Consumer price inflation, the key measure of price growth, came in at 0.6% year-on-year in November, matching the earlier flash estimate provided at the end of November.
That represents a 0.1 percentage point increase from October, when inflation read 0.5%.
Inflation in the eurozone now sits at a level not seen for more than two years.
On a year-to-year basis core consumer prices grew by 0.8%, against a forecast of 0.8%, and a previous reading of the same number.
Core prices are an important measure because they strip out the most volatile items - things like fuel and food prices, which are subject to massive variations.
"The largest upward impacts to euro area annual inflation came from restaurants & cafés (+0.07 percentage points), rents and tobacco (both +0.04 pp), while gas (-0.11 pp), heating oil (-0.05 pp) and package holidays (-0.04 pp) had the biggest downward impacts," a statement from Eurostat said.

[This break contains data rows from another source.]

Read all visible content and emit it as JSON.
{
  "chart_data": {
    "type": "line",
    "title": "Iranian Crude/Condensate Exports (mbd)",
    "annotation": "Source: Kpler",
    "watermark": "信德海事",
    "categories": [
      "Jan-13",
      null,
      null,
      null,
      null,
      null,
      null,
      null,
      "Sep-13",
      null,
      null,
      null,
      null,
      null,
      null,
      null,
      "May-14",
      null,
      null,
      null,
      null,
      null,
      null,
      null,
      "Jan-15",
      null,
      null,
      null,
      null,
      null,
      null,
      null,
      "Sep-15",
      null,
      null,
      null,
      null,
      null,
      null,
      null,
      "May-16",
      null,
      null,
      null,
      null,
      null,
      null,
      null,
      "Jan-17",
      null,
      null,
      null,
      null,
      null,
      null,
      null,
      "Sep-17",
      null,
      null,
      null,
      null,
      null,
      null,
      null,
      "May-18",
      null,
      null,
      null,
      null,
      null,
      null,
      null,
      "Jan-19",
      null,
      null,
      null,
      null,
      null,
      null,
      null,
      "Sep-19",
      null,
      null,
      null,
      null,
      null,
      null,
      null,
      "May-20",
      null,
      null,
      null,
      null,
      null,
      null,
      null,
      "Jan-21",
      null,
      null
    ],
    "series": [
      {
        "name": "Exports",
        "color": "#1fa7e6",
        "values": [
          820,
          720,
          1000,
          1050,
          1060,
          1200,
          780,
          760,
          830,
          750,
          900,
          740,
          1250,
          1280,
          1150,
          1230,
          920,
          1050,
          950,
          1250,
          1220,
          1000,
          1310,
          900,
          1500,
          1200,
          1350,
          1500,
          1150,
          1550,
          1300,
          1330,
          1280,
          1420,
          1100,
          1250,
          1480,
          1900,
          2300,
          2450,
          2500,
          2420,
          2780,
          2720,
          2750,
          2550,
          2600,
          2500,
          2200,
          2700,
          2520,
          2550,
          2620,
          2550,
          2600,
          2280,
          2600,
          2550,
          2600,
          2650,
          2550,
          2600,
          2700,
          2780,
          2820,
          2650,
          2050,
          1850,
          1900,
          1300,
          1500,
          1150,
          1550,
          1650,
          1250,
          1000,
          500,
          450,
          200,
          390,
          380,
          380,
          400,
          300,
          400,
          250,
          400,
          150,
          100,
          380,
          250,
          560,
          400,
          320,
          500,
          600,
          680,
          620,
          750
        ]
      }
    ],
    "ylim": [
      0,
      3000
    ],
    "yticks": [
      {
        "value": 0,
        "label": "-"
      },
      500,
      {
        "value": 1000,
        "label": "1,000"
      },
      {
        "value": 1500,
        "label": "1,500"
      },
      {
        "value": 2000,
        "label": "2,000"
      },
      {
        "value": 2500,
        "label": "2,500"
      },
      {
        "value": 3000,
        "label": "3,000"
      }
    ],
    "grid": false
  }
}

Here's the chart showing the longer term trend:
Eurostat
On a nation-by-nation basis, Belgium saw the biggest price growth in the month. "In November 2016, negative annual rates were observed in six Member States. The lowest annual rates were registered in Bulgaria and Cyprus (both -0.8%). The highest annual rates were recorded in Belgium (1.7%), the Czech Republic (1.6%) and Austria (1.5%)," Eurostat said.